Globals in Tangerine¶
Globals in memory¶
In-memory globals won't survive refreshing the browser.
We are caching important configuration files (app-config.json, forms.json, location-list.json) to avoid having to keep fetching those docs from the db.
Use the following code to take advantage of this caching: - await this.appConfigService.getLocationList();
- await this.tangyFormsInfoService.getFormsInfo();
- await this.appConfigService.getAppConfig;
- await this.tangyFormService.getFormMarkup(this.eventFormDefinition.formId);
CaseDefinitionsService also has implements of caseDefinitions, but that is not exposed publicly. More info in this PR: https://github.com/Tangerine-Community/Tangerine/pull/1991
Globals that are stored in a database¶
Database variables will persist after page refreshes or app reboots.
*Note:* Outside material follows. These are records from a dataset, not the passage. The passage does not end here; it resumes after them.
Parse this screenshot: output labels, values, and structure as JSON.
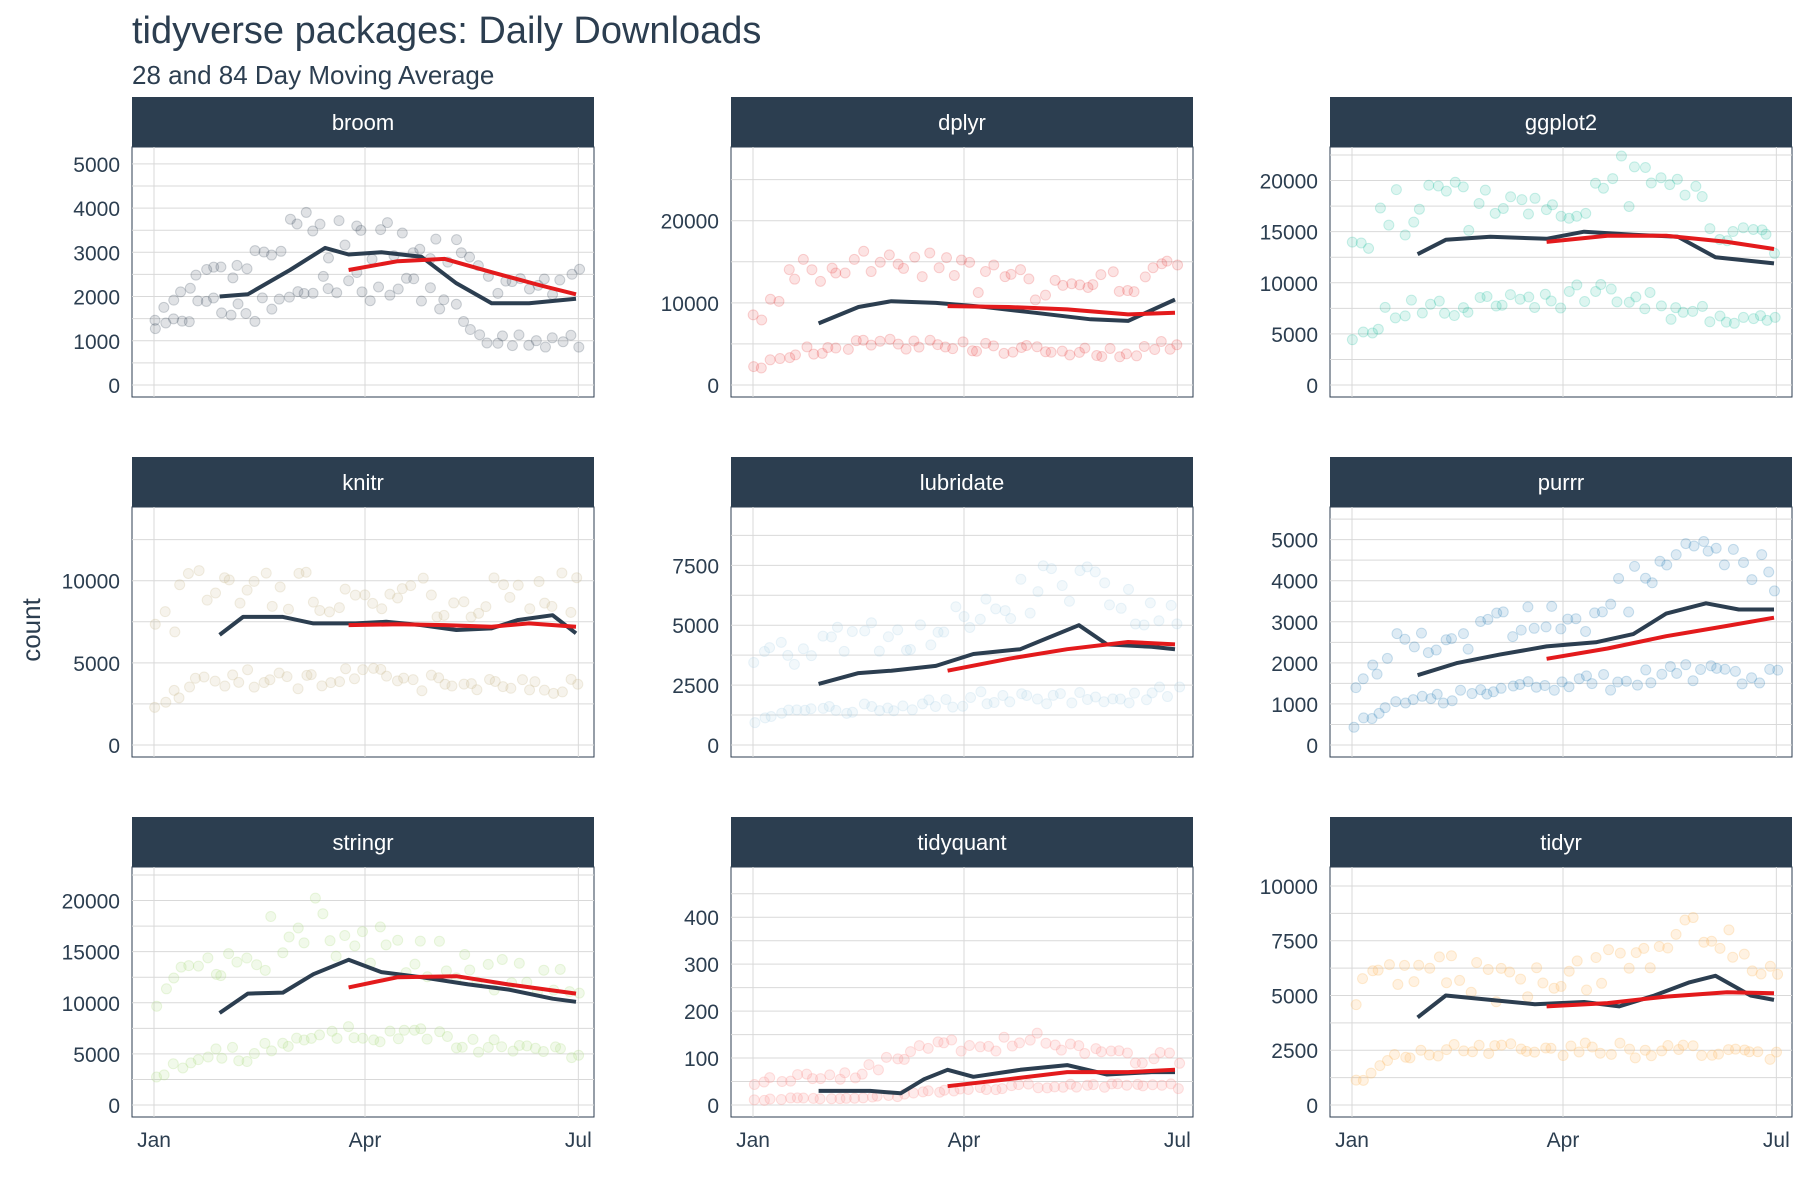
{
  "title": "tidyverse packages: Daily Downloads",
  "subtitle": "28 and 84 Day Moving Average",
  "chart_data": {
    "type": "line",
    "layout": "facet-grid-3x3",
    "x_axis": {
      "tick_labels": [
        "Jan",
        "Apr",
        "Jul"
      ],
      "range": [
        "2017-01-01",
        "2017-06-30"
      ]
    },
    "y_axis": {
      "label": "count",
      "scales": "free"
    },
    "colors": {
      "strip_bg": "#2c3e50",
      "strip_text": "#ffffff",
      "ma28": "#2c3e50",
      "ma84": "#e31a1c"
    },
    "grid": true,
    "facets": [
      {
        "name": "broom",
        "point_color": "#2c3e50",
        "point_alpha": 0.15,
        "ylim": [
          0,
          5200
        ],
        "yticks": [
          "0",
          "1000",
          "2000",
          "3000",
          "4000",
          "5000"
        ],
        "ytick_values": [
          0,
          1000,
          2000,
          3000,
          4000,
          5000
        ],
        "upper_band": [
          1500,
          2300,
          2600,
          3500,
          3200,
          3300,
          3300,
          2300,
          2200,
          2300
        ],
        "lower_band": [
          1300,
          1800,
          1600,
          2100,
          2300,
          2200,
          2000,
          1000,
          1000,
          1000
        ],
        "ma28": [
          [
            "2017-01-29",
            2000
          ],
          [
            "2017-02-10",
            2050
          ],
          [
            "2017-02-28",
            2600
          ],
          [
            "2017-03-15",
            3100
          ],
          [
            "2017-03-25",
            2950
          ],
          [
            "2017-04-08",
            3000
          ],
          [
            "2017-04-25",
            2900
          ],
          [
            "2017-05-10",
            2300
          ],
          [
            "2017-05-25",
            1850
          ],
          [
            "2017-06-10",
            1850
          ],
          [
            "2017-06-30",
            1950
          ]
        ],
        "ma84": [
          [
            "2017-03-25",
            2600
          ],
          [
            "2017-04-15",
            2800
          ],
          [
            "2017-05-05",
            2850
          ],
          [
            "2017-05-25",
            2550
          ],
          [
            "2017-06-15",
            2250
          ],
          [
            "2017-06-30",
            2050
          ]
        ]
      },
      {
        "name": "dplyr",
        "point_color": "#e31a1c",
        "point_alpha": 0.12,
        "ylim": [
          0,
          28000
        ],
        "yticks": [
          "0",
          "10000",
          "20000"
        ],
        "ytick_values": [
          0,
          10000,
          20000
        ],
        "upper_band": [
          8000,
          14000,
          14000,
          15000,
          14000,
          13000,
          12000,
          11000,
          13000,
          14000
        ],
        "lower_band": [
          2000,
          4000,
          5000,
          5000,
          5000,
          4500,
          4500,
          4000,
          4000,
          5000
        ],
        "ma28": [
          [
            "2017-01-29",
            7500
          ],
          [
            "2017-02-15",
            9500
          ],
          [
            "2017-03-01",
            10200
          ],
          [
            "2017-03-20",
            10000
          ],
          [
            "2017-04-10",
            9500
          ],
          [
            "2017-05-01",
            8800
          ],
          [
            "2017-05-25",
            8000
          ],
          [
            "2017-06-10",
            7800
          ],
          [
            "2017-06-30",
            10400
          ]
        ],
        "ma84": [
          [
            "2017-03-25",
            9600
          ],
          [
            "2017-04-20",
            9500
          ],
          [
            "2017-05-15",
            9200
          ],
          [
            "2017-06-10",
            8600
          ],
          [
            "2017-06-30",
            8800
          ]
        ]
      },
      {
        "name": "ggplot2",
        "point_color": "#18bc9c",
        "point_alpha": 0.15,
        "ylim": [
          0,
          22500
        ],
        "yticks": [
          "0",
          "5000",
          "10000",
          "15000",
          "20000"
        ],
        "ytick_values": [
          0,
          5000,
          10000,
          15000,
          20000
        ],
        "upper_band": [
          14000,
          17000,
          18000,
          17000,
          18000,
          19000,
          20000,
          18000,
          16000,
          15000
        ],
        "lower_band": [
          5000,
          7500,
          7500,
          8000,
          8500,
          9000,
          8500,
          7000,
          6500,
          6000
        ],
        "ma28": [
          [
            "2017-01-29",
            12800
          ],
          [
            "2017-02-10",
            14200
          ],
          [
            "2017-03-01",
            14500
          ],
          [
            "2017-03-25",
            14300
          ],
          [
            "2017-04-10",
            15000
          ],
          [
            "2017-05-01",
            14700
          ],
          [
            "2017-05-20",
            14500
          ],
          [
            "2017-06-05",
            12500
          ],
          [
            "2017-06-30",
            11900
          ]
        ],
        "ma84": [
          [
            "2017-03-25",
            14000
          ],
          [
            "2017-04-20",
            14600
          ],
          [
            "2017-05-15",
            14600
          ],
          [
            "2017-06-10",
            14000
          ],
          [
            "2017-06-30",
            13300
          ]
        ]
      },
      {
        "name": "knitr",
        "point_color": "#ccbe93",
        "point_alpha": 0.18,
        "ylim": [
          0,
          14000
        ],
        "yticks": [
          "0",
          "5000",
          "10000"
        ],
        "ytick_values": [
          0,
          5000,
          10000
        ],
        "upper_band": [
          7000,
          10000,
          9500,
          9500,
          9000,
          9000,
          9000,
          9000,
          9500,
          9000
        ],
        "lower_band": [
          2500,
          4000,
          4000,
          4000,
          4200,
          4000,
          3800,
          3800,
          3800,
          3500
        ],
        "ma28": [
          [
            "2017-01-29",
            6700
          ],
          [
            "2017-02-08",
            7800
          ],
          [
            "2017-02-25",
            7800
          ],
          [
            "2017-03-10",
            7400
          ],
          [
            "2017-03-28",
            7400
          ],
          [
            "2017-04-10",
            7500
          ],
          [
            "2017-04-25",
            7300
          ],
          [
            "2017-05-10",
            7000
          ],
          [
            "2017-05-25",
            7100
          ],
          [
            "2017-06-05",
            7600
          ],
          [
            "2017-06-20",
            7900
          ],
          [
            "2017-06-30",
            6800
          ]
        ],
        "ma84": [
          [
            "2017-03-25",
            7300
          ],
          [
            "2017-04-15",
            7350
          ],
          [
            "2017-05-05",
            7300
          ],
          [
            "2017-05-25",
            7200
          ],
          [
            "2017-06-10",
            7400
          ],
          [
            "2017-06-30",
            7200
          ]
        ]
      },
      {
        "name": "lubridate",
        "point_color": "#a6cee3",
        "point_alpha": 0.15,
        "ylim": [
          0,
          9600
        ],
        "yticks": [
          "0",
          "2500",
          "5000",
          "7500"
        ],
        "ytick_values": [
          0,
          2500,
          5000,
          7500
        ],
        "upper_band": [
          3500,
          4000,
          4500,
          4500,
          5000,
          5500,
          6500,
          7000,
          6000,
          5500
        ],
        "lower_band": [
          1000,
          1500,
          1500,
          1500,
          1800,
          2000,
          2000,
          2000,
          2000,
          2200
        ],
        "ma28": [
          [
            "2017-01-29",
            2550
          ],
          [
            "2017-02-15",
            3000
          ],
          [
            "2017-03-01",
            3100
          ],
          [
            "2017-03-20",
            3300
          ],
          [
            "2017-04-05",
            3800
          ],
          [
            "2017-04-25",
            4000
          ],
          [
            "2017-05-10",
            4600
          ],
          [
            "2017-05-20",
            5000
          ],
          [
            "2017-06-01",
            4200
          ],
          [
            "2017-06-20",
            4100
          ],
          [
            "2017-06-30",
            4000
          ]
        ],
        "ma84": [
          [
            "2017-03-25",
            3100
          ],
          [
            "2017-04-20",
            3600
          ],
          [
            "2017-05-15",
            4000
          ],
          [
            "2017-06-10",
            4300
          ],
          [
            "2017-06-30",
            4200
          ]
        ]
      },
      {
        "name": "purrr",
        "point_color": "#1f78b4",
        "point_alpha": 0.15,
        "ylim": [
          0,
          5600
        ],
        "yticks": [
          "0",
          "1000",
          "2000",
          "3000",
          "4000",
          "5000"
        ],
        "ytick_values": [
          0,
          1000,
          2000,
          3000,
          4000,
          5000
        ],
        "upper_band": [
          1500,
          2500,
          2600,
          2800,
          3000,
          3100,
          3800,
          4500,
          4300,
          4200
        ],
        "lower_band": [
          500,
          1000,
          1200,
          1400,
          1500,
          1500,
          1600,
          1700,
          1800,
          1600
        ],
        "ma28": [
          [
            "2017-01-29",
            1700
          ],
          [
            "2017-02-15",
            2000
          ],
          [
            "2017-03-05",
            2200
          ],
          [
            "2017-03-25",
            2400
          ],
          [
            "2017-04-15",
            2500
          ],
          [
            "2017-05-01",
            2700
          ],
          [
            "2017-05-15",
            3200
          ],
          [
            "2017-06-01",
            3450
          ],
          [
            "2017-06-15",
            3300
          ],
          [
            "2017-06-30",
            3300
          ]
        ],
        "ma84": [
          [
            "2017-03-25",
            2100
          ],
          [
            "2017-04-20",
            2350
          ],
          [
            "2017-05-15",
            2650
          ],
          [
            "2017-06-10",
            2900
          ],
          [
            "2017-06-30",
            3100
          ]
        ]
      },
      {
        "name": "stringr",
        "point_color": "#b2df8a",
        "point_alpha": 0.18,
        "ylim": [
          0,
          22500
        ],
        "yticks": [
          "0",
          "5000",
          "10000",
          "15000",
          "20000"
        ],
        "ytick_values": [
          0,
          5000,
          10000,
          15000,
          20000
        ],
        "upper_band": [
          10000,
          14000,
          14000,
          19000,
          16000,
          15000,
          14000,
          13000,
          13000,
          12000
        ],
        "lower_band": [
          3000,
          5000,
          5000,
          6000,
          7000,
          7000,
          6500,
          6000,
          5500,
          5000
        ],
        "ma28": [
          [
            "2017-01-29",
            9000
          ],
          [
            "2017-02-10",
            10900
          ],
          [
            "2017-02-25",
            11000
          ],
          [
            "2017-03-10",
            12800
          ],
          [
            "2017-03-25",
            14200
          ],
          [
            "2017-04-08",
            13000
          ],
          [
            "2017-04-25",
            12500
          ],
          [
            "2017-05-15",
            11800
          ],
          [
            "2017-06-01",
            11300
          ],
          [
            "2017-06-20",
            10400
          ],
          [
            "2017-06-30",
            10100
          ]
        ],
        "ma84": [
          [
            "2017-03-25",
            11500
          ],
          [
            "2017-04-15",
            12500
          ],
          [
            "2017-05-10",
            12600
          ],
          [
            "2017-06-01",
            11800
          ],
          [
            "2017-06-30",
            10900
          ]
        ]
      },
      {
        "name": "tidyquant",
        "point_color": "#fb9a99",
        "point_alpha": 0.2,
        "ylim": [
          0,
          490
        ],
        "yticks": [
          "0",
          "100",
          "200",
          "300",
          "400"
        ],
        "ytick_values": [
          0,
          100,
          200,
          300,
          400
        ],
        "upper_band": [
          50,
          60,
          60,
          100,
          120,
          130,
          140,
          120,
          100,
          100
        ],
        "lower_band": [
          10,
          15,
          15,
          20,
          30,
          35,
          40,
          40,
          40,
          40
        ],
        "ma28": [
          [
            "2017-01-29",
            30
          ],
          [
            "2017-02-20",
            30
          ],
          [
            "2017-03-05",
            25
          ],
          [
            "2017-03-15",
            55
          ],
          [
            "2017-03-25",
            75
          ],
          [
            "2017-04-05",
            60
          ],
          [
            "2017-04-25",
            75
          ],
          [
            "2017-05-15",
            85
          ],
          [
            "2017-06-01",
            65
          ],
          [
            "2017-06-20",
            70
          ],
          [
            "2017-06-30",
            70
          ]
        ],
        "ma84": [
          [
            "2017-03-25",
            40
          ],
          [
            "2017-04-20",
            55
          ],
          [
            "2017-05-15",
            70
          ],
          [
            "2017-06-10",
            70
          ],
          [
            "2017-06-30",
            75
          ]
        ]
      },
      {
        "name": "tidyr",
        "point_color": "#fdbf6f",
        "point_alpha": 0.2,
        "ylim": [
          0,
          10500
        ],
        "yticks": [
          "0",
          "2500",
          "5000",
          "7500",
          "10000"
        ],
        "ytick_values": [
          0,
          2500,
          5000,
          7500,
          10000
        ],
        "upper_band": [
          5000,
          6500,
          6000,
          5500,
          5500,
          6000,
          7000,
          8000,
          7000,
          6000
        ],
        "lower_band": [
          1000,
          2500,
          2500,
          2500,
          2500,
          2500,
          2500,
          2500,
          2500,
          2200
        ],
        "ma28": [
          [
            "2017-01-29",
            4000
          ],
          [
            "2017-02-10",
            5000
          ],
          [
            "2017-03-01",
            4800
          ],
          [
            "2017-03-20",
            4600
          ],
          [
            "2017-04-10",
            4700
          ],
          [
            "2017-04-25",
            4500
          ],
          [
            "2017-05-10",
            5000
          ],
          [
            "2017-05-25",
            5600
          ],
          [
            "2017-06-05",
            5900
          ],
          [
            "2017-06-20",
            5000
          ],
          [
            "2017-06-30",
            4800
          ]
        ],
        "ma84": [
          [
            "2017-03-25",
            4500
          ],
          [
            "2017-04-20",
            4650
          ],
          [
            "2017-05-15",
            4950
          ],
          [
            "2017-06-10",
            5150
          ],
          [
            "2017-06-30",
            5100
          ]
        ]
      }
    ]
  }
}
Use VariableService. Stores data in 'tangerine-variables' pouchdb as a key/value pair. The key is the _id in the doc. The value can be a string, JSON object, or any other data type that can be persisted in a pouchdb.
await this.variableService.set('tangerine-device-is-registered', true)
await this.variableService.get('tangerine-device-is-registered')
Widely-used Configuration Variables¶
Server¶
They are not globals, but they are mighty useful. The TangerineConfigService provides variables set in config.sh. Expose it in your constructor:
private readonly configService: TangerineConfigService,
const userOneUsername = this.configService.config().userOneUsername
Client¶
Use await this.appConfigService.getAppConfig;
to fetch app-config.json settings in client.